We’ve got an explosive episode this week: we’re talking about the schizophrenia genetics paper whose press release has got a lot of internet attention recently.
But first, it’s grant deadline crunch time for Liam and Kat and they’re sharing their very different approaches to the writing process. In between budgets and proposals, Kat’s allowed herself to be distracted by the NEJM editorial piece that introduces the idea of “data authors” and “research parasites”. It’s a timely warning about the dangers of irresponsible data sharing, given the recent controversy over improperly credited sources in a paper on the Zika virus.
Meanwhile, Liam’s come across a surprising (and alarming) article from STAT news that exposes the lack of transparency with human drug research in the US. Apparently, even though there are stiff fines from the NIH for those who fail to promptly upload their results, the astounding majority of data doesn’t make it to the federal archive.

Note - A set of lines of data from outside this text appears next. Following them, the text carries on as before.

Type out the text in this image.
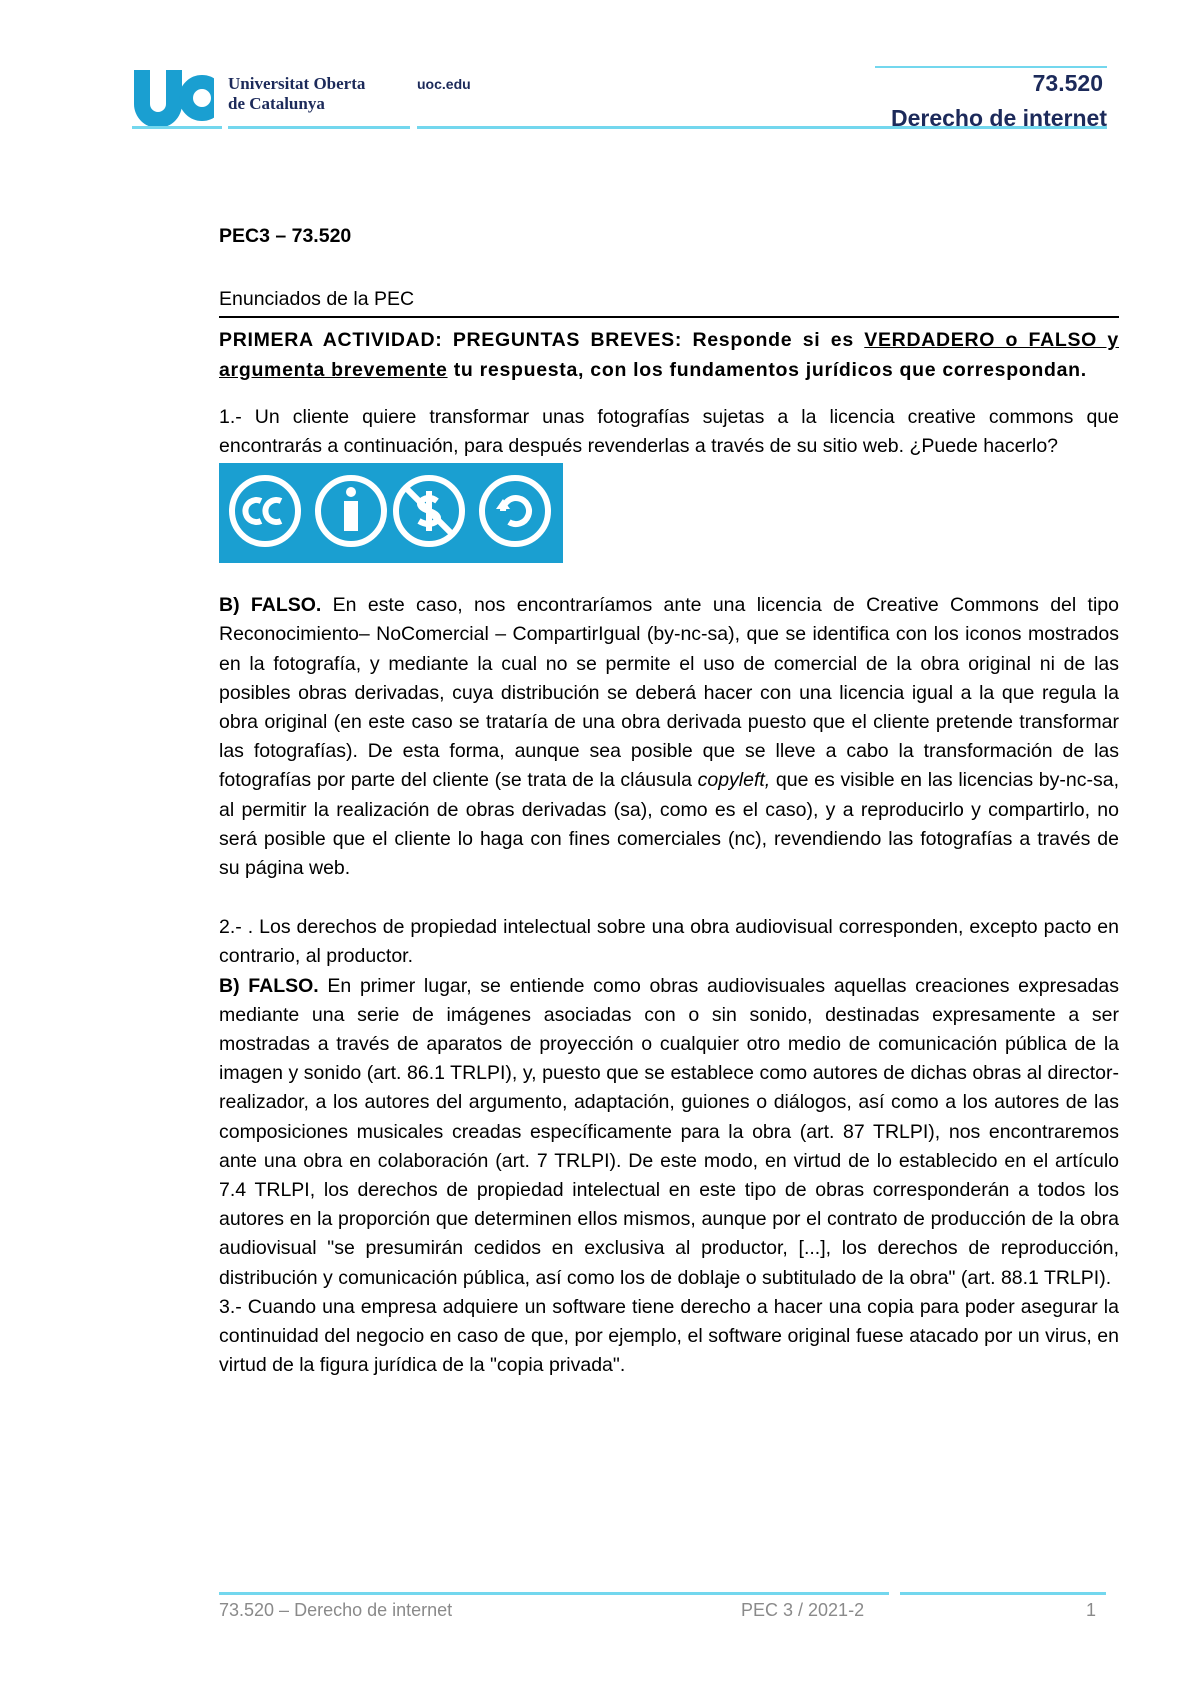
Universitat Oberta
de Catalunya
uoc.edu	73.520
Derecho de internet
PEC3 – 73.520
Enunciados de la PEC

PRIMERA ACTIVIDAD: PREGUNTAS BREVES: Responde si es VERDADERO o FALSO y argumenta brevemente tu respuesta, con los fundamentos jurídicos que correspondan.

1.- Un cliente quiere transformar unas fotografías sujetas a la licencia creative commons que encontrarás a continuación, para después revenderlas a través de su sitio web. ¿Puede hacerlo?

B) FALSO. En este caso, nos encontraríamos ante una licencia de Creative Commons del tipo Reconocimiento– NoComercial – CompartirIgual (by-nc-sa), que se identifica con los iconos mostrados en la fotografía, y mediante la cual no se permite el uso de comercial de la obra original ni de las posibles obras derivadas, cuya distribución se deberá hacer con una licencia igual a la que regula la obra original (en este caso se trataría de una obra derivada puesto que el cliente pretende transformar las fotografías). De esta forma, aunque sea posible que se lleve a cabo la transformación de las fotografías por parte del cliente (se trata de la cláusula copyleft, que es visible en las licencias by-nc-sa, al permitir la realización de obras derivadas (sa), como es el caso), y a reproducirlo y compartirlo, no será posible que el cliente lo haga con fines comerciales (nc), revendiendo las fotografías a través de su página web.

2.- . Los derechos de propiedad intelectual sobre una obra audiovisual corresponden, excepto pacto en contrario, al productor.

B) FALSO. En primer lugar, se entiende como obras audiovisuales aquellas creaciones expresadas mediante una serie de imágenes asociadas con o sin sonido, destinadas expresamente a ser mostradas a través de aparatos de proyección o cualquier otro medio de comunicación pública de la imagen y sonido (art. 86.1 TRLPI), y, puesto que se establece como autores de dichas obras al director-realizador, a los autores del argumento, adaptación, guiones o diálogos, así como a los autores de las composiciones musicales creadas específicamente para la obra (art. 87 TRLPI), nos encontraremos ante una obra en colaboración (art. 7 TRLPI). De este modo, en virtud de lo establecido en el artículo 7.4 TRLPI, los derechos de propiedad intelectual en este tipo de obras corresponderán a todos los autores en la proporción que determinen ellos mismos, aunque por el contrato de producción de la obra audiovisual "se presumirán cedidos en exclusiva al productor, [...], los derechos de reproducción, distribución y comunicación pública, así como los de doblaje o subtitulado de la obra" (art. 88.1 TRLPI).

3.- Cuando una empresa adquiere un software tiene derecho a hacer una copia para poder asegurar la continuidad del negocio en caso de que, por ejemplo, el software original fuese atacado por un virus, en virtud de la figura jurídica de la "copia privada".

73.520 – Derecho de internet	PEC 3 / 2021-2	1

Then, after another health podcast recommendation from Liam, it’s onto this week’s paper.
We’re talking about a paper, published in Nature, that uses a clever mix of statistical modelling and cryptogenetics to investigate the functional impact of one of the most highly implicated genetic loci on schizophrenia risk. We’re both incredibly impressed by the mountains of data pointing to the expression of a specific isoform of the C4 gene as the key functional mediator of decades of genetic linkage studies that have associated the MHC locus with schizophrenia.